LR: Penso che non servano tanto nuovi artisti quanto spettatori attenti, interessati ed appassionati. Esattamente come servono cittadini attenti, interessati ed appassionati. La rivoluzione siamo noi?

MC: La rivoluzione è una suggestione da sabato pomeriggio. Il lunedì è già finito tutto, e si torna a lavorare come sempre. Non c’è tempo per fare la rivoluzione.

LR: Questo fino a quando molti “disoccupati” non si trovano liberi il lunedì mattina. Ma questo non succederà perchè il sistema sa che la cosa migliore è far galleggiare i cittadini in una condizione media, mediocre. Il recinto controllato dell’arte ha il compito di risvegliare da questa mediocrità?

MC: Spesso l’arte serve per dormire meglio. Bisogna stare attenti.

LR: Pensi che siamo alla fine dell’arte comunemente intesa, come opera da appendere o esporre?

MC: Un mercato abituato a comportarsi solo in un determinato modo, non può prendersi il lusso di un tempo di riflessione. La vera ricchezza è la possibilità di gestire il proprio tempo: avere denaro ma non avere tempo non serve a nulla. In questo sistema l’opera d’arte diventa come denaro che non ha tempo di essere speso, non serve; perde il suo centro di interesse.


LR: Nella mostra che sta per inaugurare a New York hai (letteralmente) messo tutte le tue opere al “centro” dello spazio, e le hai sospese. Come se tu volessi rimettere le opere al centro, ma allo stesso tempo mettere alla gogna vent’ anni di carriera. Un modo per mettere tutto in discussione?

MC: Prima di accettare l’invito del Guggenheim ho rifiutato molte proposte provenienti da musei amercani ed europei. Solitamente questo tipo di proposte mi paralizza. Ho detto di sì al Guggenheim per un fatto architettonico; l’organizzazione dello spazio ha costretto inevitabilmente a mettere tutto in profonda discussione. E questo non può che essere positivo.

LR: Mi sembra che la rappresentazione artistica, in questi ultimi anni, sia entrata particolarmente in crisi rispetto and un rapporto realtà-fiction sempre più complesso ed incidente. E’ più difficile fare oggi l’artista rispetto a vent’anni fa? Perché?

MC: Oggi devi sottostare ad alcuni rituali codificati. Se non accetti questo sei fuori, e ci sono centinaia di artisti pronti a prendere il tuo posto.
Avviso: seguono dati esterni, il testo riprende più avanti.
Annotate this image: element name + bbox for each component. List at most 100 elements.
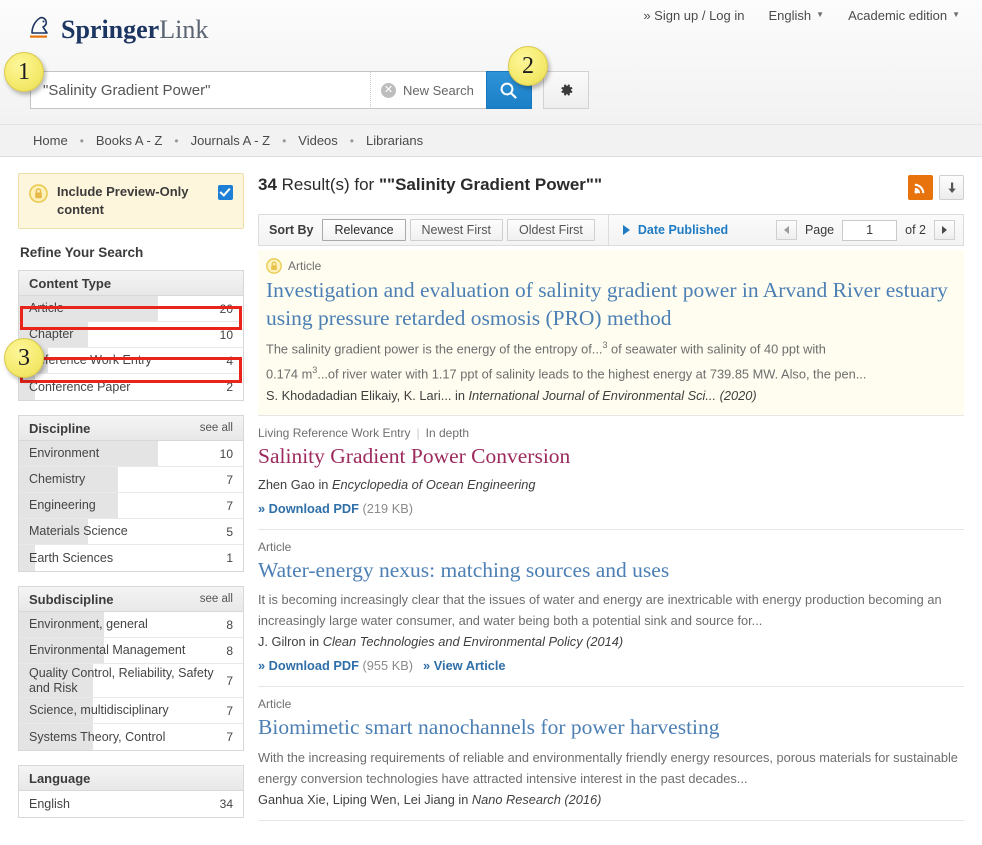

Oggi l’artista, non dico l’uomo,  si deve suicidare; continuare a vivere significa cercare di fare il terrorista con barba e baffi neri: ti fermano subito.

LR: Quando parli di “barba e baffi” penso a percorsi di professionalizzazione forzati, capaci di minare alla base un linguaggio che debba confrontarsi con il presente e la storia. Il sistema dell’arte per come lo conosciamo oggi finirà?

MC: Non ho la sfera di cristallo. Comunque non credo che il sistema si dissolverà. Il sistema cercherà di resistere, esattamente come fanno tutti i sistemi. Sarà l’artista che dovrà ridefinire il proprio ruolo. Prendere profonda consapevolezza di questo è già un primo passo.

LR: Qualche mese fa ho messo insieme una sequenza di immagini in cui il tuo autoritratto, il fantoccio che ti rappresenta in molte tue opere, mostra una somiglianza strettissima con Massimo Tartaglia, l’artista-ingegnere che nel dicembre 2009 scagliò un souvenir del duomo sul volto di Berlusconi. Cosa ne pensi?

MC: La tua selezione prova della relazione ambigua che la realtà può avere con la finzione. Le opportunità della comunicazione di massa unite ad un rapporto realtà-fiction sempre più ambiguo tendono a spiazzare le possibilità dell’arte. O meglio, l’arte dovrebbe reagire a questo spiazzamento.
LR: Come reagire? Cosa intendi concretamente quando esprimi il desiderio di rinegoziare il tuo ruolo di artista?

MC: Io inizierei a legare dell’esplosivo alle lettere che formano le parole “ruolo di artista”.

LR: Condivido questa tua idea. La gente non vuole più fare né il pubblico né l’allievo, vuole essere dentro la cosa. Penso che il blog si uno strumento utile. Cosa ne pensi?



MC: Come tutti gli strumenti va usato nel modo più efficace, anche il blog fa parte di quel bombardamento di contenuti di cui siamo vittime ed artefici.